Children’s Authors Join Forces With Dogs To Boost Child Literacy
We all love our four legged friends and the latest news that dogs are changing the face of education in a bid to boost literacy comes as popular children’s authors, Anna Wilson, Andrew Cope and Viviane Schwarz have pledged their support for children reading to dogs in a bid to boost literacy and improve children’s self-confidence.
The authors have pledged their support to the Kennel Club’s Bark and Read Foundation to coincide with National Storytelling Week, taking place this week.
Organised by the Society for Storytelling, National Storytelling Week (Saturday February 1st – Saturday February 8th 2014) aims to promote storytelling in schools, libraries, museums and art galleries across the UK. As part of the awareness week, the Kennel Club has asked schools taking part in its popular Bark and Read scheme to let children choose their favourite book to read to their canine reading partner.

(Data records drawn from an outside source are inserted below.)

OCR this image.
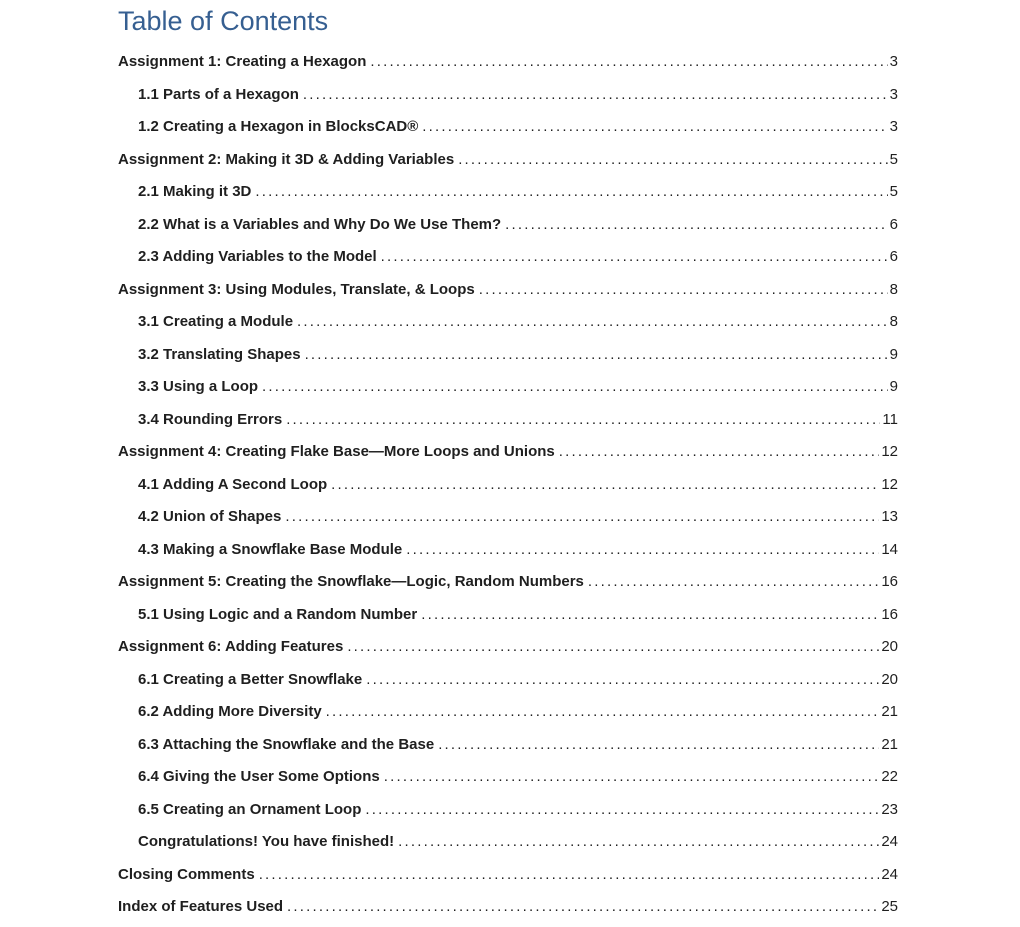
Table of Contents
Assignment 1: Creating a Hexagon .....	3
1.1 Parts of a Hexagon .....	3
1.2 Creating a Hexagon in BlocksCAD® .....	3
Assignment 2: Making it 3D & Adding Variables .....	5
2.1 Making it 3D .....	5
2.2 What is a Variables and Why Do We Use Them? .....	6
2.3 Adding Variables to the Model .....	6
Assignment 3: Using Modules, Translate, & Loops .....	8
3.1 Creating a Module .....	8
3.2 Translating Shapes .....	9
3.3 Using a Loop .....	9
3.4 Rounding Errors .....	11
Assignment 4: Creating Flake Base—More Loops and Unions .....	12
4.1 Adding A Second Loop .....	12
4.2 Union of Shapes .....	13
4.3 Making a Snowflake Base Module .....	14
Assignment 5: Creating the Snowflake—Logic, Random Numbers .....	16
5.1 Using Logic and a Random Number .....	16
Assignment 6: Adding Features .....	20
6.1 Creating a Better Snowflake .....	20
6.2 Adding More Diversity .....	21
6.3 Attaching the Snowflake and the Base .....	21
6.4 Giving the User Some Options .....	22
6.5 Creating an Ornament Loop .....	23
Congratulations! You have finished! .....	24
Closing Comments .....	24
Index of Features Used .....	25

Anna, author of books including The Smug Pug and Pup Idol, will be visiting Vallis First School in Frome, Somerset, on Thursday 6th February to observe the children reading her latest book, Monkey Madness to their reading dog. Anna commented: “Reading aloud and storytelling have always been very important to me. As an author, I go into schools and see how reading stories aloud can help build confidence and improve literacy skills. Reading to dogs is a fantastic, innovative idea – it will help boost the confidence of children who are nervous of reading aloud in front of a class, for example, and will encourage a lifelong love of books and reading, I’m sure. I frequently read to my own dog when I am trying out new passages of writing, so I can highly recommend it!”
The Bark and Read Foundation is funded by the Kennel Club Charitable Trust, and supports organisations that take dogs into schools and libraries for children to read to. The scheme has been running for two years and has seen fantastic results, as teachers have reported an increase in confidence, reading levels and interest in reading.
As well as Anna, children’s authors Andrew Cope and Viviane Schwarz have also pledged support for reading to dogs.
Viviane commented on her own experience: “I know from my own experience how hard it can be to read to other people, and I am grateful to the kind animals who happily listened to me with rapt attention while I practised and learned at home. When I was in school, I could not read without a stammer, and it was a frightening ordeal that got worse every time. I hope Bark and Read will help many children to have a better learning experience, especially those who don’t have a pet of their own to help them out.”
Andrew commented: “I’m a great believer in reading aloud and, as the author of Spy Dog, I always run ideas past my trusty mutt, Lara. The Bark and Read Foundation is a great way of facilitating school and library visits with dogs, and anything that encourages children to want to read, particularly aloud, is extremely positive.”